New research has shown how beef from temperate grassland systems provides key nutrients for human health - and how this data could help reassess the meat's green impact.
The study examined the three pasture systems most regularly used in temperate regions - permanent pasture, grass and white clover and a short-term monoculture grass ley.
Researchers then analysed datasets from each to determine the levels of key nutrients in beef each system will provide.
Results suggest that each temperate system analysed is broadly comparable, which means temperate pasture-based beef could be treated as a single commodity in future impact considerations
The research also proposed an alternative assessment methodology for determining the environmental footprint of food, which accounts for the nutrient density of the food.
The new metric assesses the key nutrients, for human health, the food provides per unit of carbon emissions.
Harper Adams Deputy Vice-Chancellor Professor Michael Lee, who helped carry out the study, believes it helps show the value of responsible beef consumption as part of a whole diet approach.
He explains that it underlines the need for sustainability theories which are solely based on mass-based carbon footprints to be reconsidered.
There is growing evidence that the measure currently most often used to compare the carbon footprint of food is too blunt an instrument to gain meaningful sustainability assessments.
Professor Lee says that measuring by mass alone fails to account for considerations such as the level and value of nutrients gained from each foodstuff.
He said: “The nutrients which are contained in beef for example are very different to plant-based products – and so solely mass-based approaches are not a fair comparison.
"The study shows the role of responsible consumption of beef can play in delivering key nutrients which we need and are less available from plant proteins.

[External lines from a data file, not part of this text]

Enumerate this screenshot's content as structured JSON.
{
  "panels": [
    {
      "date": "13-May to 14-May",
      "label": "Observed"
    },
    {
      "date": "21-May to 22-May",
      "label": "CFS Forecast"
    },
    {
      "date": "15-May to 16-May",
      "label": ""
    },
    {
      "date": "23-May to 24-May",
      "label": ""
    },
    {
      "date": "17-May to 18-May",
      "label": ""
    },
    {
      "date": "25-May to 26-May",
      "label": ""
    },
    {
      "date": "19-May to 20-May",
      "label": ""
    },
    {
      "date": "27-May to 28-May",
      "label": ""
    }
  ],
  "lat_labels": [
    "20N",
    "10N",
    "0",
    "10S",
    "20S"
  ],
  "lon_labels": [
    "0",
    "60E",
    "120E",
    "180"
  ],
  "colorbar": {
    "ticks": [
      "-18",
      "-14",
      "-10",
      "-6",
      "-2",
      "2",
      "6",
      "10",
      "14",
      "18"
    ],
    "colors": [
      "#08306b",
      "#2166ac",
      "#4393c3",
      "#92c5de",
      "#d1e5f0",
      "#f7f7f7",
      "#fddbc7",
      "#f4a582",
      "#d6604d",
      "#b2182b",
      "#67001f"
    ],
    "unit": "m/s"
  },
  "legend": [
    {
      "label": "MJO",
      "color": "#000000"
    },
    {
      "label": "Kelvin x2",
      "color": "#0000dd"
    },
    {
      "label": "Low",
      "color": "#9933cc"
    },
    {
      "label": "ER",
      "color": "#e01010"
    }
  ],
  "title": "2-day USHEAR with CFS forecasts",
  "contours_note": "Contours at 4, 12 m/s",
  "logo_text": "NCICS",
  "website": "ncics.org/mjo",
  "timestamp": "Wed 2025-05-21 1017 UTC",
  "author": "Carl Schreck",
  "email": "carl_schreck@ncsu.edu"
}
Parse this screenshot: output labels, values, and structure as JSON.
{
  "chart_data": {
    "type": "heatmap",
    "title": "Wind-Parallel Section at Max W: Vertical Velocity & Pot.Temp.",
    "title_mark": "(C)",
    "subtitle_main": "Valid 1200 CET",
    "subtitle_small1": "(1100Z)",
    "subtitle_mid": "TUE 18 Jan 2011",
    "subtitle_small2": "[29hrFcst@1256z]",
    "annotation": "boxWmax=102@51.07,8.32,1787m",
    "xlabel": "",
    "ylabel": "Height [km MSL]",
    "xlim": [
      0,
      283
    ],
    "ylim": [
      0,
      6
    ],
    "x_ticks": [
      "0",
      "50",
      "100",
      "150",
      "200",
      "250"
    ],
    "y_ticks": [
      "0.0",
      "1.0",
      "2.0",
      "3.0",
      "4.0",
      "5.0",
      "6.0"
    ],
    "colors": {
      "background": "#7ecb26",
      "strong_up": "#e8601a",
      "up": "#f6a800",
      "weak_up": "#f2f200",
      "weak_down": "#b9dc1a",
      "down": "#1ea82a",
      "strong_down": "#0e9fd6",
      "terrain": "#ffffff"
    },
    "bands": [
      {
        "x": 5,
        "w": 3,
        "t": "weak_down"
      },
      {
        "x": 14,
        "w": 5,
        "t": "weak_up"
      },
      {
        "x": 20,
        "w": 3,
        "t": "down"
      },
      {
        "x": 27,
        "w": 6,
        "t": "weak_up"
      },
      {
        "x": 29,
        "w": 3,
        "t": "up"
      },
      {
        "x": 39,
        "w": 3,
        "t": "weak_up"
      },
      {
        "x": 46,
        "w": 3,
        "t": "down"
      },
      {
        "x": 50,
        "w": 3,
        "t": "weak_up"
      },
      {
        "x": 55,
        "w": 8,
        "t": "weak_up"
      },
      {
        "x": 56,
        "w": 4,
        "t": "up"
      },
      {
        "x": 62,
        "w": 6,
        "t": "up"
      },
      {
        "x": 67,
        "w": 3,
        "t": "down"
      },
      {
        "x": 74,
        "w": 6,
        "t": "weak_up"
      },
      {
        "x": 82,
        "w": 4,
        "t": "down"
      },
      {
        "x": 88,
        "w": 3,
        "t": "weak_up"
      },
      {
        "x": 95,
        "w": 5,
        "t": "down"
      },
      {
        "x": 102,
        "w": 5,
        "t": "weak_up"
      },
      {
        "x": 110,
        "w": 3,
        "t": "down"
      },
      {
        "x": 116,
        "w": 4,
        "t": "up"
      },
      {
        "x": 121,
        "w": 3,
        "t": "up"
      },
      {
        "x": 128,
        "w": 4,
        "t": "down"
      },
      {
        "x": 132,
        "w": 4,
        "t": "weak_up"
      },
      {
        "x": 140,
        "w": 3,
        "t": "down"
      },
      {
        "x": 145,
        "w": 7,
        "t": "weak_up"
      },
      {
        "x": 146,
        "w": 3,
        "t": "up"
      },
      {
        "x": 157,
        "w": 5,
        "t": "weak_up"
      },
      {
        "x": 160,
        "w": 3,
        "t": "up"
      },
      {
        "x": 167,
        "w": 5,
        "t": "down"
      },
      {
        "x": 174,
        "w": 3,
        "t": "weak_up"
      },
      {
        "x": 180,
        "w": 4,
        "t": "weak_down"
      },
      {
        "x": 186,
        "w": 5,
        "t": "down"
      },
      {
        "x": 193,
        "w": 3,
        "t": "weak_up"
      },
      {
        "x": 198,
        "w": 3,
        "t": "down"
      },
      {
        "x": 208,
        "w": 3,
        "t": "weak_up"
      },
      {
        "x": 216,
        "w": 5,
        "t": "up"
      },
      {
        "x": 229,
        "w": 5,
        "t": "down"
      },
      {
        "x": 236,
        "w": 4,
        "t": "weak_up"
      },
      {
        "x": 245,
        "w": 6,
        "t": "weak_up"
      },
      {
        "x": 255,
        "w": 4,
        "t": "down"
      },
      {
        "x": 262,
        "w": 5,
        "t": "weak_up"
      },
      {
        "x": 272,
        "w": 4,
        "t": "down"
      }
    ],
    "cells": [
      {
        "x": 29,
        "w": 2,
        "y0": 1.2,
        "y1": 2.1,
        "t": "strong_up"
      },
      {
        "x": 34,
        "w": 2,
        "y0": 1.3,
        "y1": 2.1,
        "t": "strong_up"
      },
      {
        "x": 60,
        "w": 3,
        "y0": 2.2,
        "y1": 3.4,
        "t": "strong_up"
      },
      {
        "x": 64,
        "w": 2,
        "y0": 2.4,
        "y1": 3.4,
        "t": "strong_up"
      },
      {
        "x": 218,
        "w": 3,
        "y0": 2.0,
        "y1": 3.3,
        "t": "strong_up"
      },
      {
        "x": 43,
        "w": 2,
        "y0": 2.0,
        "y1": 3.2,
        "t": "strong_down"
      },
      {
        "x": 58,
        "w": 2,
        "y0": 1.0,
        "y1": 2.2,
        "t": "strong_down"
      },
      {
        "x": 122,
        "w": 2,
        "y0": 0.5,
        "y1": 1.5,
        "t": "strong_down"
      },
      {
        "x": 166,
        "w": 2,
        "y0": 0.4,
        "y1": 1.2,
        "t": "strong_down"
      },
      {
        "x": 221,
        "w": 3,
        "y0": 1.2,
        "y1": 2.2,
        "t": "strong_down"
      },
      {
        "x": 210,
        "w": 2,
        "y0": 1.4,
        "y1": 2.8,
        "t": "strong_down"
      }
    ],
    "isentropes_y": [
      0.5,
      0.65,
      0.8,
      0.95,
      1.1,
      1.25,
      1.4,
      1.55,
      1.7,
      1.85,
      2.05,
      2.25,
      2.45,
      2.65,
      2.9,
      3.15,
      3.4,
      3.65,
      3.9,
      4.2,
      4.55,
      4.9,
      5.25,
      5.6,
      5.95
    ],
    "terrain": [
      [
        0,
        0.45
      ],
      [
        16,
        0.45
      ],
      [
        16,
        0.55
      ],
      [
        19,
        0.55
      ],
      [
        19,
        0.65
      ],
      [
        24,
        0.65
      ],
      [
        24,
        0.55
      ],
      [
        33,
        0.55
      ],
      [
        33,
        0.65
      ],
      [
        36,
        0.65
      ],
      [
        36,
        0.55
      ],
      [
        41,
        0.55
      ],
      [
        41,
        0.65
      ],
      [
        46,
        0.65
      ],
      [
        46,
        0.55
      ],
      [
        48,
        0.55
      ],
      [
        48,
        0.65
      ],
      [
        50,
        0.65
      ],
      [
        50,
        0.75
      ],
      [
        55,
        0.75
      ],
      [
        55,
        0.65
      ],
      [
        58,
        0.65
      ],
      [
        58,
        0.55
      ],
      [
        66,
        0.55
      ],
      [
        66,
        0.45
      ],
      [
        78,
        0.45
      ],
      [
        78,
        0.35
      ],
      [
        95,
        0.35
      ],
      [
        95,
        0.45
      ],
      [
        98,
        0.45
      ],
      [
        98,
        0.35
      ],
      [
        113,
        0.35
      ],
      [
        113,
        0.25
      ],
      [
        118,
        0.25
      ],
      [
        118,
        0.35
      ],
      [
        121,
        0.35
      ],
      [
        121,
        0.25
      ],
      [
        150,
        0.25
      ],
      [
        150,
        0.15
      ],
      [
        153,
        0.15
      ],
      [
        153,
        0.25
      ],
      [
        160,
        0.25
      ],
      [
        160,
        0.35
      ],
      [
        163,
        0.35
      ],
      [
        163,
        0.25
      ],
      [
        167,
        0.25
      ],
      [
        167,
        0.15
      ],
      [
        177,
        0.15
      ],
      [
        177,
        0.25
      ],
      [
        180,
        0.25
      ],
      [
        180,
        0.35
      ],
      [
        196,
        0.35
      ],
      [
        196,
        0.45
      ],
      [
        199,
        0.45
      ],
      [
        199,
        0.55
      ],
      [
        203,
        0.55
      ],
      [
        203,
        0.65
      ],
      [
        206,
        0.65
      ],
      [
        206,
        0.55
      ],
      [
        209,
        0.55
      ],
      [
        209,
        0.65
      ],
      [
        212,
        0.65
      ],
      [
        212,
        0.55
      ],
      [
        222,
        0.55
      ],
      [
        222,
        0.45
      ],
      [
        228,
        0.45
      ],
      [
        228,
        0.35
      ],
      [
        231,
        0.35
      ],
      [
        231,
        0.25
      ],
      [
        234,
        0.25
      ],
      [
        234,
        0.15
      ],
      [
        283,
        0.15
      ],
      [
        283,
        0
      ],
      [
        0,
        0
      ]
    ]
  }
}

“It makes no sense that you compare food’s environmental impact just on mass instead of the nutrients it provides.
“What this study shows is that beef can be part of a balanced diet – even though it may have a larger environmental footprint per unit of mass, it may still form part of a sustainable diet due to the key nutrients it provides.”
The research suggests that a case can be made for the use of pasture-based systems, particularly those which avoid competition for land and other resources on their overall nutritional value.
Professor Lee is now hoping that other studies will be carried out examining the relative nutritional values of other sources of food in a similar fashion.
He added: “I hope this approach of including nutrient density when reporting carbon footprint is now more widely adopted, so that informed debate can be had around the composition of sustainable diets which deliver to human and planetary health.”
The study was published in Animal – An International Journal of Bioscience.